Pre-Training Language Models for Identifying Patronizing and Condescending Language: An Analysis
Carla Perez-Almendros, Luis Espinosa-Anke and Steven Schockaert
Detecting patronizing and condescending language against vulnerable communities is a particularly challenging problem, as this type of language, while harmful, is often meant with good intentions, and thus it is more subtle than other harmful content like offensive language or hate speech. In this paper, we explore what happens when you fine-tune a BERT-based classifier on an auxiliary task first, and find that training the model to detect ironic or morally acceptable statements is beneficial. It turns out that when someone is condescending, they use hyperboles and strongly opinionated language, which is also typical in ironic situations.
And these are three awesome papers you should check out too!
Universal Semantic Annotator: the First Unified API for WSD, SRL and Semantic Parsing
Riccardo Orlando, Simone Conia, Stefano Faralli and Roberto Navigli
In this paper, the authors present a framework for performing semantic annotations on text: word sense disambiguation, semantic role labeling, and semantic parsing.
Few-Shot Learning for Argument Aspects of the Nuclear Energy Debate
Lena Jurkschat, Gregor Wiedemann, Maximilian Heinrich, Mattes Ruckdeschel and Sunna Torge
This is a carefully annotated dataset in the Nuclear Energy domain, broken down at the sentence level, and tagged with aspect annotations such as costs, annotations or weapons.
Applying Automatic Text Summarization for Fake News Detection
Philipp Hartl and Udo Kruschwitz
This paper explores combining different input signals with free text for the task of fake news detection.

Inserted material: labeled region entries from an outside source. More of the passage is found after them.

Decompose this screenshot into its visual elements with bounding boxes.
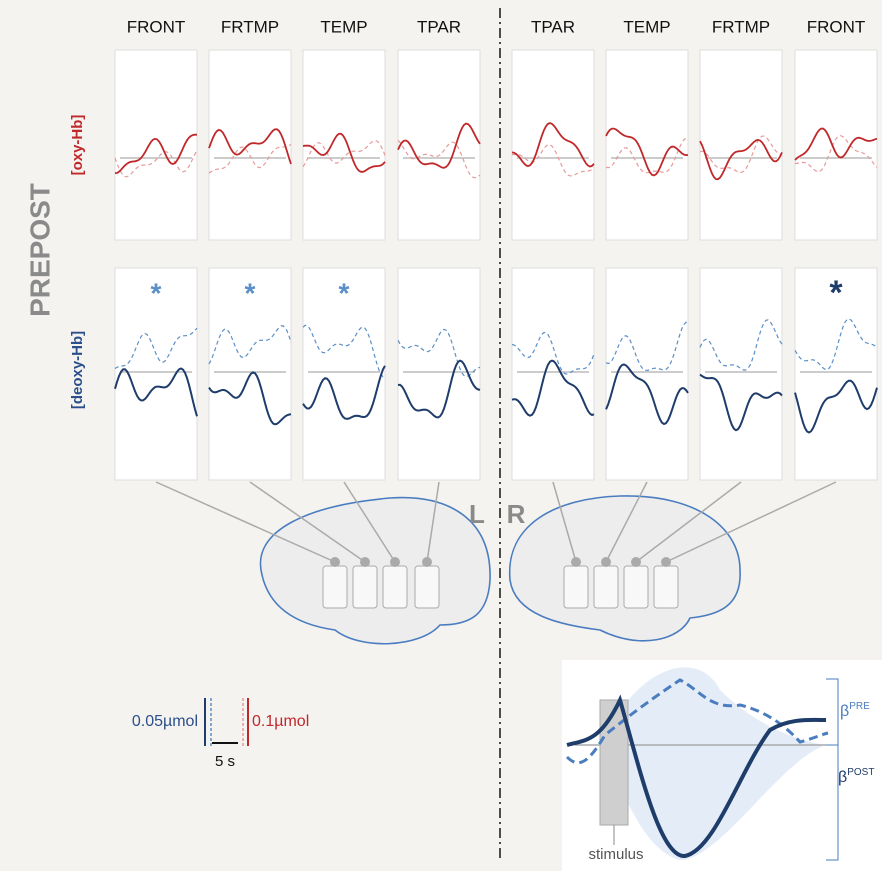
optode bbox=[661, 557, 671, 567]
stimulus-label: stimulus bbox=[588, 846, 643, 863]
significance-mark: * bbox=[829, 274, 843, 312]
electrode bbox=[654, 566, 678, 608]
panel bbox=[606, 268, 688, 480]
electrode bbox=[323, 566, 347, 608]
column-label: TPAR bbox=[531, 17, 575, 36]
figure: PREPOST [oxy-Hb] [deoxy-Hb] L R 0.05µmol… bbox=[0, 0, 882, 871]
hemisphere-label: L bbox=[469, 499, 485, 529]
scale-label: 0.05µmol bbox=[132, 713, 198, 730]
panel bbox=[700, 268, 782, 480]
time-label: 5 s bbox=[215, 753, 235, 770]
optode bbox=[631, 557, 641, 567]
column-label: FRONT bbox=[807, 17, 866, 36]
significance-mark: * bbox=[245, 277, 256, 308]
significance-mark: * bbox=[339, 277, 350, 308]
optode bbox=[360, 557, 370, 567]
optode bbox=[330, 557, 340, 567]
row-label: [oxy-Hb] bbox=[69, 115, 86, 176]
optode bbox=[571, 557, 581, 567]
electrode bbox=[383, 566, 407, 608]
panel bbox=[512, 268, 594, 480]
row-label: [deoxy-Hb] bbox=[69, 331, 86, 409]
electrode bbox=[564, 566, 588, 608]
electrode bbox=[415, 566, 439, 608]
optode bbox=[422, 557, 432, 567]
optode bbox=[390, 557, 400, 567]
column-label: TEMP bbox=[623, 17, 670, 36]
inset: stimulus βPRE βPOST bbox=[562, 660, 882, 871]
panel bbox=[209, 50, 291, 240]
optode bbox=[601, 557, 611, 567]
electrode bbox=[353, 566, 377, 608]
significance-mark: * bbox=[151, 277, 162, 308]
panel bbox=[303, 50, 385, 240]
scale-label: 0.1µmol bbox=[252, 713, 309, 730]
hemisphere-label: R bbox=[507, 499, 526, 529]
column-label: TEMP bbox=[320, 17, 367, 36]
column-label: FRONT bbox=[127, 17, 186, 36]
row-group-label: PREPOST bbox=[24, 183, 55, 317]
column-label: TPAR bbox=[417, 17, 461, 36]
electrode bbox=[624, 566, 648, 608]
panel bbox=[606, 50, 688, 240]
panel bbox=[700, 50, 782, 240]
column-label: FRTMP bbox=[221, 17, 279, 36]
panel bbox=[795, 50, 877, 240]
column-label: FRTMP bbox=[712, 17, 770, 36]
electrode bbox=[594, 566, 618, 608]
panel bbox=[512, 50, 594, 240]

The authors inject textual metadata and numerical features to news articles’ titles and text bodies. The concatenation of all features are then passed to a two-layer feed-forward network for classification. They also explore using an off-the-shelf automatic summarizer, and show that while performance degrades a little bit with automatically generated summaries, the performance is still competitive with respect to the full models.